49En même temps, l’histoire récente montre que le besoin d’intégrer les réflexions sur les indicateurs à l’échelle de l’établissement, voire à un niveau national, est grandissant. Il existe une revendication sociale forte au développement de tableaux de bord et à de nouvelles formes de pilotage de la performance. Souci de transparence, besoin de connaissance sur le plan de son efficacité clinique (notamment sur le plan des risques encourus) et de l’investissement économique dans le secteur, besoin aussi de comparaison pour s’assurer d’une égalité de traitement des malades quel que soit l’établissement visité, sont les arguments mis en avant. De ce fait, l’équilibre à trouver entre les deux conceptions ne se traduit plus tout à fait dans les mêmes termes qu’il y a quelques années : l’investissement méthodologique jusqu’à maintenant réalisé sur quelques indicateurs spécifiques doit être repensé dans un cadre plus large.

2. L’apprentissage du pilotage d’une performance multidimensionnelle

50Même si les revendications sociales en vue de « concevoir des systèmes de performance hospitaliers » sont fortes et semblent marquer une nouvelle ère, le sujet reste encore aujourd’hui sensible. L’action des médias, à travers la publication du palmarès des hôpitaux, a montré qu’à force de contester toute possibilité d’évaluation de cette performance, le vide reste béant et le besoin majeur. En même temps, on peut comprendre les craintes que peuvent ressentir les professionnels, responsables hospitaliers ou régulateurs à se lancer dans une telle aventure.

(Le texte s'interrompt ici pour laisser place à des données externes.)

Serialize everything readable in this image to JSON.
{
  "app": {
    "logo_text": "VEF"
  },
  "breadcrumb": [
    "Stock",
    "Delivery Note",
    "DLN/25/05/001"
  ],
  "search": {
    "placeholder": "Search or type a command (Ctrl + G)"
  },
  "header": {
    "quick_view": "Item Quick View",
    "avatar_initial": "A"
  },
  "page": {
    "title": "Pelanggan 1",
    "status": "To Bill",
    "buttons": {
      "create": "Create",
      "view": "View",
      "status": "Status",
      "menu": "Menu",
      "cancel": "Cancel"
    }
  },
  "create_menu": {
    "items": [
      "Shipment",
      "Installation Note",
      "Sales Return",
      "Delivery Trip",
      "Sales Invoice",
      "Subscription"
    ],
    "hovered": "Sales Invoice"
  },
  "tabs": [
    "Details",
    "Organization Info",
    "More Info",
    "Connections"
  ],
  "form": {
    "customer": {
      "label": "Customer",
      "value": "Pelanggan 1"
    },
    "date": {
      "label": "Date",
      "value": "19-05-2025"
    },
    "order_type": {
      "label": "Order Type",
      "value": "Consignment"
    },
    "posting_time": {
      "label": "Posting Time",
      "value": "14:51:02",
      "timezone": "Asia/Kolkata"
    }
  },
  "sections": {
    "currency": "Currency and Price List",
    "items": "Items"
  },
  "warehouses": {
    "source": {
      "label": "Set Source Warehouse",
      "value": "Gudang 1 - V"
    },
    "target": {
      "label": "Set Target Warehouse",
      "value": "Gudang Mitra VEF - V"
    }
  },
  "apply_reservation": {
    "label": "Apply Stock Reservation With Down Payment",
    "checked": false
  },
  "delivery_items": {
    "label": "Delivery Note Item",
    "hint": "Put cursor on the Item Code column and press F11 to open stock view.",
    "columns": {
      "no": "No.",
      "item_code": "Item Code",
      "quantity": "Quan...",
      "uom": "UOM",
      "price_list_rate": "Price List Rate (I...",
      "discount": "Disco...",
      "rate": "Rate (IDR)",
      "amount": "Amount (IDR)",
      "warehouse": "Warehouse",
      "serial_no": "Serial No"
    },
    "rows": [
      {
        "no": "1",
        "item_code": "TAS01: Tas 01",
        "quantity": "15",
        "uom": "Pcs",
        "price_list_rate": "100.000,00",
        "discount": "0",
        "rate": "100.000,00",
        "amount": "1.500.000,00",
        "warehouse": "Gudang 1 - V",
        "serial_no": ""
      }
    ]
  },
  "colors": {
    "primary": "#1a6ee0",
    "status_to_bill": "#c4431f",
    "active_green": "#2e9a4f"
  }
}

Un apprentissage périlleux ?

51Un premier argument d’ordre technique est parfois avancé en appui de ces craintes. Comme nous l’avons indiqué, en toute rigueur, il serait nécessaire de couvrir tous les champs de la qualité ce qui apparaît difficile au regard du caractère singulier de l’activité hospitalière. Mais cela n’est pas forcément incompatible avec la philosophie des tableaux de bord. Ces derniers n’ont pas vocation à être exhaustifs mais à définir des thèmes prioritaires. Ils n’ont pas non plus l’ambition de créer un maillage serré dans l’analyse, mais seulement de permettre le dépistage des principaux phénomènes.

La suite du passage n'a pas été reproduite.